After Reg Victories, MBL Poised For Defeat
After seeing little to no progress on credit union legislation during the first 11 months of 2012, two regulatory relief bills advanced within 24 hours of each other, with one passing both chambers and awaiting President Obama’s signature.
On Dec. 11, the Senate passed H.R. 4367, which amends the Electronic Funds Transfer Act and removes the placard fee disclosure requirement that has spurred frivolous lawsuits against credit unions and other ATM owners. The bill was passed by unanimous consent after being unanimously passed by the House in July.
NAFCU Vice President of Legislative Affairs Brad Thaler said he has heard no indication that Obama won’t sign the bill and added that the because the bill passed unanimously in both chambers, it sends a powerful message that members of Congress found common ground.
John McKechnie, partner at Washington strategy and communication firm Total Spectrum, said credit unions worked hard to bring the frivolous lawsuit issue to the attention of lawmakers, and the result was a common sense solution.
“It was so common sensical, it almost didn’t pass,” McKechnie said, referring to political hurdles the measure had to overcome. The Senate version of the bill was held up when it was packaged with another piece of legislation that would keep confidential the privileged information the Consumer Financial Protection Bureau receives from financial institutions.
Sen. Jim DeMint (R-S.C.) put a hold on both bills while he pushed for a compete repeal of the Dodd-Frank Act. After DeMint announced his resignation from the Senate Dec. 6, he removed his hold but not before the Senate instead moved forward with the House-passed versions.
That CFPB bill, H.R. 4014, also passed the Senate Dec. 11. The two were passed en bloc, Thaler said. Credit union organizations supported that bill as well.
H.R. 5817, a bill that would provide an exemption to Gramm-Leach-Bliley annual privacy notification requirements, passed the House the following day, Dec. 12, by voice vote. The bill now awaits consideration by the Senate.
Should that bill become law, credit unions would only be required to provide privacy disclosures to members when they first open their accounts and again when the policy changes. Currently, financial institutions are required to send the disclosure annually via mail, regardless of whether it has changed.

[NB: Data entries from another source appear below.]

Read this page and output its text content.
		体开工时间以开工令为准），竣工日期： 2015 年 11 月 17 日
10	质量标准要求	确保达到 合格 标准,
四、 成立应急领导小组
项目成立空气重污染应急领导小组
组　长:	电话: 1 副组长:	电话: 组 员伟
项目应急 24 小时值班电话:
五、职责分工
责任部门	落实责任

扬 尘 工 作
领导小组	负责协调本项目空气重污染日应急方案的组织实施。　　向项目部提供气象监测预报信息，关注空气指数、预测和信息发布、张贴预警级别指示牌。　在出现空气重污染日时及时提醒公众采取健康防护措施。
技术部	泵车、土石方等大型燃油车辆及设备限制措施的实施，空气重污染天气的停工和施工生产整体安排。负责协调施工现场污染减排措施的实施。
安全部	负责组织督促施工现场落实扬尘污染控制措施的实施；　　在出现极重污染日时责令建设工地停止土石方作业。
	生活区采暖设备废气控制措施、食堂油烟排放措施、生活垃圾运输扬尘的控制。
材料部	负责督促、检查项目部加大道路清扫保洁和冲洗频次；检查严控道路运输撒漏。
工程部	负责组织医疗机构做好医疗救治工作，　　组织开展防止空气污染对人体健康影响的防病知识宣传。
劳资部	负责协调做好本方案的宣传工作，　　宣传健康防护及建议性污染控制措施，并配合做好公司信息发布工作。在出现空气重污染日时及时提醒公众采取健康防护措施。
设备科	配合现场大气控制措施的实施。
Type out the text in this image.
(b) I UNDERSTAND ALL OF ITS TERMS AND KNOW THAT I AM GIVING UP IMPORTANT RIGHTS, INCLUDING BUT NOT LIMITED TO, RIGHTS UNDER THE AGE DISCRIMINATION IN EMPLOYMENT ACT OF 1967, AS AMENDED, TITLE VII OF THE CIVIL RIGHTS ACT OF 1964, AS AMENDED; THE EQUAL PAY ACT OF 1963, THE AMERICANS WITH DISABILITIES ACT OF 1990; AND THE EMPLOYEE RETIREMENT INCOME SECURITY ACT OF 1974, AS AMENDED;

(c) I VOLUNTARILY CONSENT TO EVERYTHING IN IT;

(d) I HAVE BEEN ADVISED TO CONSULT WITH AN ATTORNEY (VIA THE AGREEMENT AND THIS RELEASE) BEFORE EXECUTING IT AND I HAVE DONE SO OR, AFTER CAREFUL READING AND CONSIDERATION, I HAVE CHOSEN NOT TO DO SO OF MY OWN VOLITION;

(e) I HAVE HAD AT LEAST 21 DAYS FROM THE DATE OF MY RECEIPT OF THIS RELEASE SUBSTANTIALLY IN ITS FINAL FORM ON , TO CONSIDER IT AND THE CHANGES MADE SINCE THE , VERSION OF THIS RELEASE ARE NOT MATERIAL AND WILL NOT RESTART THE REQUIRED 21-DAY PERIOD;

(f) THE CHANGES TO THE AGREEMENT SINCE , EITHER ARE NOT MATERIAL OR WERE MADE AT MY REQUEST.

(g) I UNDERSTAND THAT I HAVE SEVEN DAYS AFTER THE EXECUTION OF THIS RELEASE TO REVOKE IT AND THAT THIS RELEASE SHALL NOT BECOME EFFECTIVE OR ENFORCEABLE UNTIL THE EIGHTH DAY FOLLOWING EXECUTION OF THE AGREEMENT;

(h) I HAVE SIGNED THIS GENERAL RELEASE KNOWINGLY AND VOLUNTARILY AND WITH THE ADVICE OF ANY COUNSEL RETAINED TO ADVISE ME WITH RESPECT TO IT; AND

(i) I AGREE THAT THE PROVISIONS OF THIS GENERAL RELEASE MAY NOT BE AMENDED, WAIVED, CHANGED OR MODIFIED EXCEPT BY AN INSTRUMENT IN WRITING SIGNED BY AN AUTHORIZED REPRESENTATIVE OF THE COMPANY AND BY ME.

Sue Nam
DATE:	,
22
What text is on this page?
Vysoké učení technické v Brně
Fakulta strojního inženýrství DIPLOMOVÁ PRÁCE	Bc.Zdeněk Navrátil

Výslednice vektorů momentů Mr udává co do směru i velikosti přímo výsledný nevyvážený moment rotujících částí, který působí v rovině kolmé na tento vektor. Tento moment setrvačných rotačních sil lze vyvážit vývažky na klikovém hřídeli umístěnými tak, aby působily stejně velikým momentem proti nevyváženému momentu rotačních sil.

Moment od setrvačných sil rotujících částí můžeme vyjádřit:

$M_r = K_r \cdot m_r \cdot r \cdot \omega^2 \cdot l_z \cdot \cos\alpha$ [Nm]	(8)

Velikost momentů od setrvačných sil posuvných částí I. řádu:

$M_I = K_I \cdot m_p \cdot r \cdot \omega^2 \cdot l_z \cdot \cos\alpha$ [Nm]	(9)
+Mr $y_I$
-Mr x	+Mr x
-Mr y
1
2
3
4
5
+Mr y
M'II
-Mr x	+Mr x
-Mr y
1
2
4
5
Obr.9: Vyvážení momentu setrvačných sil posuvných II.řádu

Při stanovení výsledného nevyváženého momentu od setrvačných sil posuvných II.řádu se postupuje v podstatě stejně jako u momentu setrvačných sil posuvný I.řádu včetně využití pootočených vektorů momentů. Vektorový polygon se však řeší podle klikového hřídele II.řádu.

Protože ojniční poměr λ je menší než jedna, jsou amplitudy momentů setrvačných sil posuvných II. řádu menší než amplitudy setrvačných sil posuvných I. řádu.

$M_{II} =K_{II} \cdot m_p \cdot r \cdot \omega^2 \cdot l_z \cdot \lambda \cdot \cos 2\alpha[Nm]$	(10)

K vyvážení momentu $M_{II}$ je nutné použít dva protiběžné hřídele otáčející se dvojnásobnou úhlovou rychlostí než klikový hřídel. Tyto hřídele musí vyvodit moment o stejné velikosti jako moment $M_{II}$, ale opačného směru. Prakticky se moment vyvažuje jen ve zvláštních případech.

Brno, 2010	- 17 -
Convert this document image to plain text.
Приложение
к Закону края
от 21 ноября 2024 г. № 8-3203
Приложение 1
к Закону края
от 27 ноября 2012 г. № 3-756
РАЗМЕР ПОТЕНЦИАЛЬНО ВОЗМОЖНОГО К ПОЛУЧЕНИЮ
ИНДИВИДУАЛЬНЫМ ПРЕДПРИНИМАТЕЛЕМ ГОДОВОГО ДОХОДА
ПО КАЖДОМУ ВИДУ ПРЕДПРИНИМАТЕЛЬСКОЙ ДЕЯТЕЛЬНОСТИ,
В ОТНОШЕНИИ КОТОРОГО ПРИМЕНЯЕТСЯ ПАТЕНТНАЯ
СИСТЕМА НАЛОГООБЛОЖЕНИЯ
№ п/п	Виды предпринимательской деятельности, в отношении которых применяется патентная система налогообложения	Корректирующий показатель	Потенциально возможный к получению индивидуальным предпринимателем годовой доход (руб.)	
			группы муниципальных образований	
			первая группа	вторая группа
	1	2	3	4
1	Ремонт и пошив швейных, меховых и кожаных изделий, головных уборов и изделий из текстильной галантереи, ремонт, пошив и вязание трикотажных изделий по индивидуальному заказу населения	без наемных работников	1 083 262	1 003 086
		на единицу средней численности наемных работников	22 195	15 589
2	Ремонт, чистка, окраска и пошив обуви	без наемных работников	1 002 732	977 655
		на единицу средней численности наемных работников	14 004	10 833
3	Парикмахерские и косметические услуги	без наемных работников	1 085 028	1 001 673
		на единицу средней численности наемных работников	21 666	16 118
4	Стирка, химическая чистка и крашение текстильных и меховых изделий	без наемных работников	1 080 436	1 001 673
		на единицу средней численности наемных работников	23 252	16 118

Credit union lobbyists have said that while the bill is not controversial, it does lack familiarity in the Senate, so the upper chamber would have to be educated on the issue.
“Since there has been no companion bill introduced in the Senate, it hasn’t made a lot of sense to talk about the legislation, especially given the other things we have been working on in Senate,” said CUNA Senior Vice President of Legislative Affairs Ryan Donovan. “We will reach out and see what appetite the Senate has for one more piece of regulatory legislation.”
Despite claiming two reg relief victories, credit unions came up empty handed once again in efforts to raise the member business lending cap to 27.5% of assets. Earlier this year, the atmosphere on Capitol Hill seemed promising when Senate Majority Leader Harry Reid (D-Nev.) promised a vote on S. 2231. However, that vote never came, and eventually CUNA conceded on Dec. 5 that the measure didn’t have the 60 votes necessary to clear a consideration vote in the Senate as a standalone bill.
Both CUNA and NAFCU had been pressing for the bill to be packaged with S. 3637, a banker-supported bill that would extend the transaction account guarantee originally put into place in October 2008. Once it became apparent S. 2231 didn’t have enough votes to stand alone, the pressure to package the bill intensified.
However, TAG has moved forward in the Senate without MBL legislation. The TAG bill easily passed the 60-vote threshold needed to be considered for debate and vote, earning 76 yeas that included all voting Democrats and a handful of Republicans. Following that vote, Reid promptly filled the amendment tree on S. 3637, which means no amendments can be added, and killing any chance for an MBL package deal. The move was a double whammy for credit unions, who had to stomach a banker victory while accepting their own defeat.
Making matters worse is the fact that bankers aggressively lobbied against raising the MBL cap. In fact, Donovan said banker opposition was the bill’s No. 1 obstacle, with congressional procedure a close second.
Donovan said CUNA has heard from a lot of disappointed folks on the MBL defeat and has resolved to be more aggressive against banker lobbyists, starting with an effort to defeat the TAG bill.